Expert reports in comp claims: tips to avoid evidentiary traps P2
9th Nov 2016
Read part one of Benjamin's series here.
Choose the right expertise
If you are looking for evidence of the cause of the failure of a retaining wall, or of a structural failure, then a structural engineer may be the best expert.
If you are looking for evidence on appropriate work practices or safety equipment in an area of employment or industry, then an ergonomics engineer may be the best expert.
If you are looking for evidence of the cause of failure of plant equipment, a mechanical engineer may be the best expert.
If you are looking for evidence on the nature and extent of a head injury, or otherwise inexplicable neurological or cognitive disturbances, a neurosurgeon, psychiatrist or neuropsychologist may be the best expert. As a side note, do not forget that the ambulance and admitting hospital notes of the Glasgow Coma Scale are important when briefing these experts if the injury is said to arise from sudden impact.
If you are in doubt about which expert to brief, contact the plaintiff’s General Practitioner, or if you have one, a friendly GP or specialist who could guide you.
Ask the right questions
What is the evidence you want the expert to be able to comment on? Is it about Australian Standards, good building or another type of work practice?
Think about what the court wants to know from an expert; the information which only an expert can give. This is where the need to focus on the elements of the claim is required.
In a liability case, is foreseeability an issue? If so, can the expert comment on any known literature (or what the putative tortfeasor should have known) at the time of the incident which would have a bearing on that issue. Is causation an issue? Can the expert comment on the mechanism of the incident and the likelihood of it causing the incident, or the injuries? What were the risks involved in the incident and the degree of the risks eventuating? Importantly, what measures could the putative defendant have taken to avoid or reduce those risks? Was there contribution from any other factors, and if so, to what extent?

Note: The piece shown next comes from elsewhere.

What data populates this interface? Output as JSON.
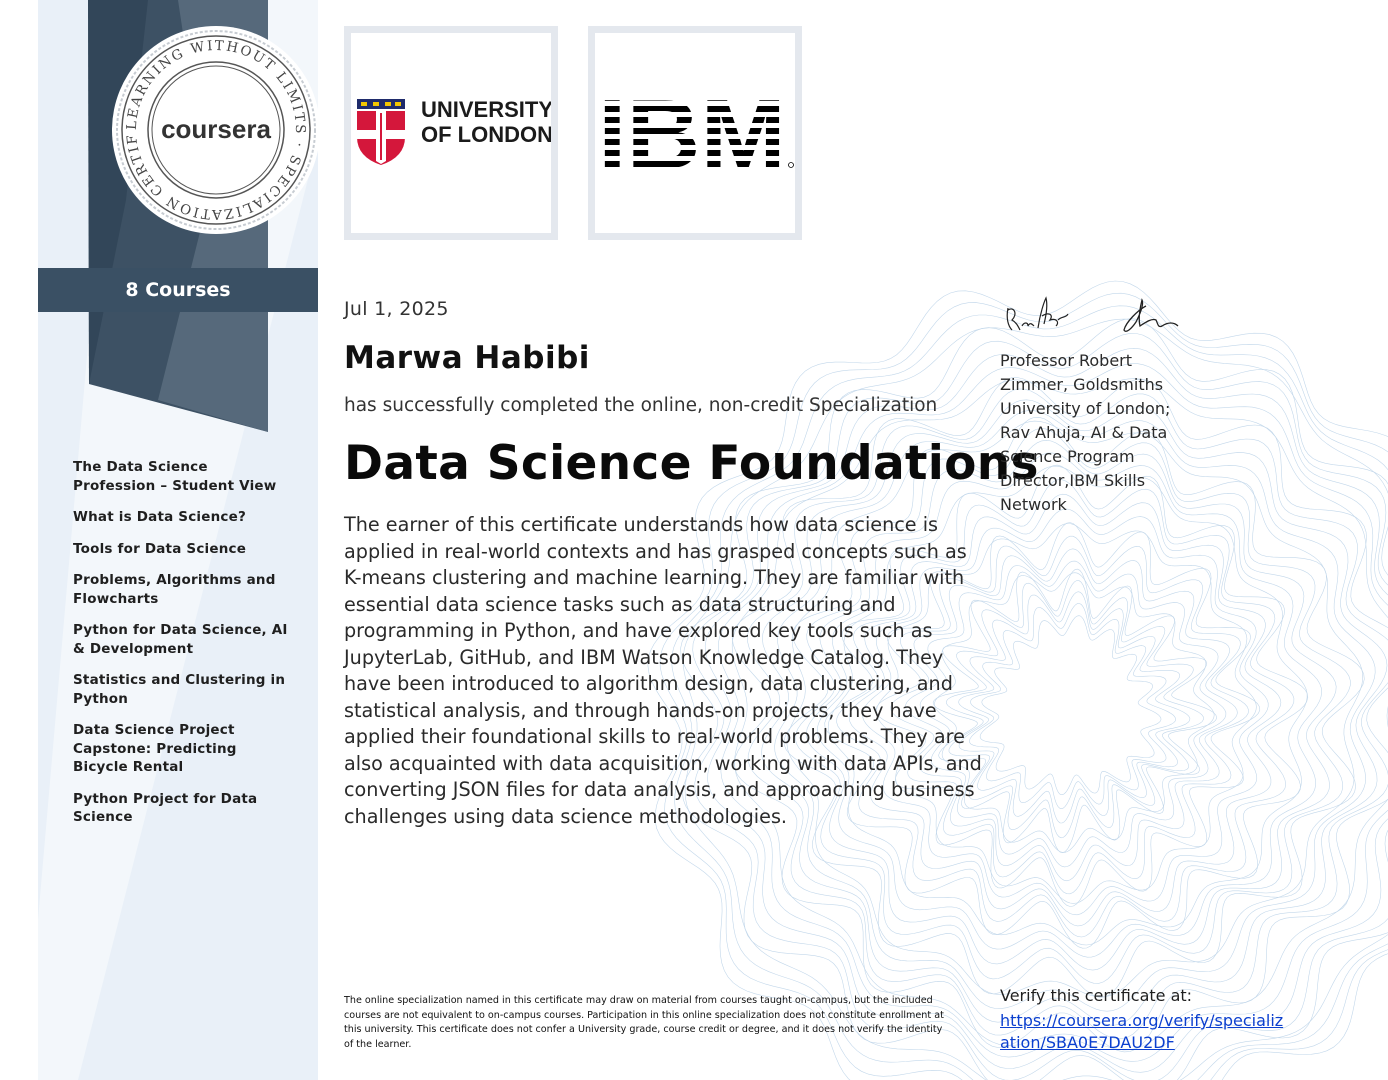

Experts on quantum often need to assess the full nature and extent of the injuries. This requires consideration of the impact on each element of the claimant’s life which may sound in damages. Consider the various heads of damage. They should feature largely in any consideration on instructions sought from time to time. The opinions sought should be focused on the anticipated heads of damage. For instance, how does the injury affect the plaintiff’s ability to carry out their employment, noting that the employment requires particular tasks? Identifying with some precision the instructions of the type and nature of the problems in performing particular aspects of the employment is often overlooked, but can be useful to a specialist, especially where there is no occupational therapist’s opinion on the matter.
Do not ask for opinions outside the area of expertise of the particular expert. If the expert cannot comment on a particular issue because it is outside their area of expertise, tell them to say so. A candid concession is much better than trying to meet an objection at trial. Besides, the opinion obtained outside the area of expertise has little or no probative value. Do not think it can be slipped past the other side or the court. It is better to think whether the answer to the question is likely to be met with an objection on relevance, value, unsupported speculation or some other reason in advance, so as to obtain the best expert report you can.
Avoid asking for opinions on the ultimate question. For instance, don’t ask an ergonomic engineer to given an opinion on the negligence of the employer’s system of work. Any such opinion is bound to fall on an objection.
Should you clarify any opinion you do not understand, or any question left unanswered?
Experts are human and often very busy. They sometimes unintentionally overlook questions they are asked. They sometimes misunderstand the question (which is almost always because of how it is asked). Sometimes the answers are not clear, or sometimes they have been answered in an oblique fashion. The latter should be treated with care. There may be a reason the expert has not answered the question directly. A simple phone call or follow up letter may clarify the issue.
Finally, do not leave it until just before the compulsory conference, mediation or trial to clarify these questions. An expert’s opinion often forms a central plank on which arguments are based. A well planned case requires time to prepare the best arguments. Cases prepared on the run without sufficient time or effort given to enabling a properly reasoned and conclusive expert opinion risks that evidence not being viewed in its best light, and the shadows created can often lead to problems settling the case or problems with admissibility at trial.
Benjamin Whitten is a barrister who practises in commercial, equity and insurance litigation. He has a particular interest in claims involving construction & engineering issues and failures.
The views and opinions expressed in these articles are the authors' and do not necessarily represent the views and opinions of the Australian Lawyers Alliance (ALA).